Ma non era finita? (ditelo a Dario Cecchini)
12 aprile 2007“Carlo aveva sessant’anni ed era stato sempre bene. I guai sono cominciati il 6 gennaio scorso: era a caccia, ma è tornato a casa perché stava male. Ci siamo attivati subito, sino a rivolgerci a un medico di Firenze che già conoscevamo. Il 22 gennaio mio marito è stato ricoverato all’ospedale di Careggi. All’inizio non capivano che cosa avesse, poi ha iniziato a camminare peggio, a perdere la memoria, a non voler mangiare… A metà febbraio gli è stata diagnosticata la malattia, era la sindrome Creutzfeld-Jacobs». A raccontare la storia di Carlo Deiana, 60 anni, imprenditore edile di Capoliveri, è la moglie, Paola.

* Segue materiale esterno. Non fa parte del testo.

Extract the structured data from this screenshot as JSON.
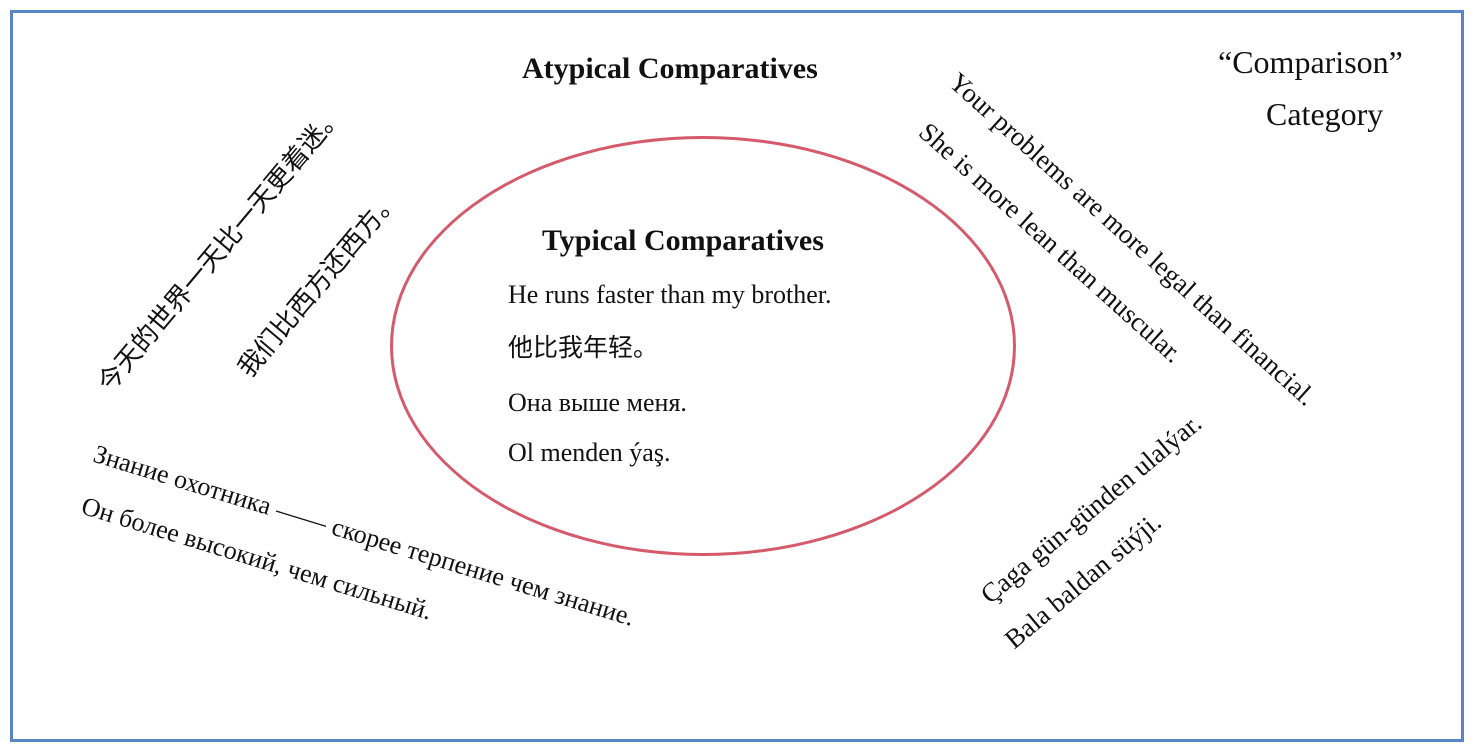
{
  "category": {
    "line1": "“Comparison”",
    "line2": "Category"
  },
  "atypical": {
    "title": "Atypical Comparatives",
    "chinese": [
      "今天的世界一天比一天更着迷。",
      "我们比西方还西方。"
    ],
    "english": [
      "Your problems are more legal than financial.",
      "She is more lean than muscular."
    ],
    "russian": [
      "Знание охотника —— скорее терпение чем знание.",
      "Он более высокий, чем сильный."
    ],
    "turkmen": [
      "Çaga gün-günden ulalýar.",
      "Bala baldan süýji."
    ]
  },
  "typical": {
    "title": "Typical Comparatives",
    "examples": [
      "He runs faster than my brother.",
      "他比我年轻。",
      "Она выше меня.",
      "Ol menden ýaş."
    ]
  },
  "colors": {
    "frame": "#5b86c6",
    "ellipse": "#d45a6c"
  }
}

Una storia dolorosa, che la donna, sostenuta dai figli e dai parenti, ha vissuto momento dopo momento accanto al marito nella speranza che i medici si presentassero finalmente con la cura che gli salvasse la vita: «Ma la cura – dice con l’amaro nel cuore Paola Deiana – non c’è ancora».
La Creutzfeld-Jacobs è una malattia neurologica del gruppo delle encefalopatie spongiformi, il cui nome è di attualità dal 1996 a causa della sua connessione con la Bse, l’encefalopatia spongiforme bovina, conosciuta come “malattia della mucca pazza”.
«Quando mio marito è stato ricoverato – prosegue il racconto della donna – è stato sottoposto ad analisi e controanalisi, ma non gli trovavano niente. Poi gli hanno effettuato un prelievo del midollo spinale, ed è stata fatta la diagnosi. Come può avere contratto la malattia? Non si sa – risponde la moglie -. Questa malattia, che non è contagiosa, è causata da un prione, ma non si sa come si prende e può incubare anche per vent’anni. Non si sa come l’abbia presa e purtroppo le cure si fanno attendere. Quando ci hanno detto la diagnosi non c’era più niente da fare, solo aspettare. No, lui non lo ha saputo. Mio marito non era più cosciente, non riconosceva più nessuno…».
Carlo Deiana è morto all’ospedale di Careggi nella notte del 20 marzo. A Firenze la salma è stata sottoposta all’autopsia e, da Bologna, personale specializzato dell’Istituto superiore della sanità, si è recato nell’ospedale del capoluogo toscano per effettuare il prelievo di materia cerebrale ed esaminarla; al caso si è interessato anche personale del ministero della Sanità.
A rendere ancora più dolorosa la vicenda, è stata l’impossibilità di trasferire l’uomo all’ospedale di Portoferraio, come avrebbe voluto la famiglia per essere più vicini a parenti e amici dopo la lunga degenza a Firenze. «All’ospedale di Portoferraio ci hanno dato un grande dispiacere – afferma Paola Deiana -. Chiedevamo di poterlo trasferire all’Elba, perché così avrebbe avuto vicino suo fratello, i parenti, gli affetti. Mio figlio è andato a parlare con i sanitari, ma mio marito era un malato scomodo. Per lui non c’era più niente da fare, ma portarlo vicino casa sua era una cosa molto importante. Ci sono state molte manifestazioni di grande affetto nei suoi confronti, mio marito lo meritava, ma il caso dell’ospedale ci ha feriti ulteriormente». La disponibilità dell’ospedale di Portoferraio a ricoverare il malato è giunta troppo tardi, il 21 marzo. I Deiana sono capoliveresi originari della Sardegna. Due i figli di Carlo.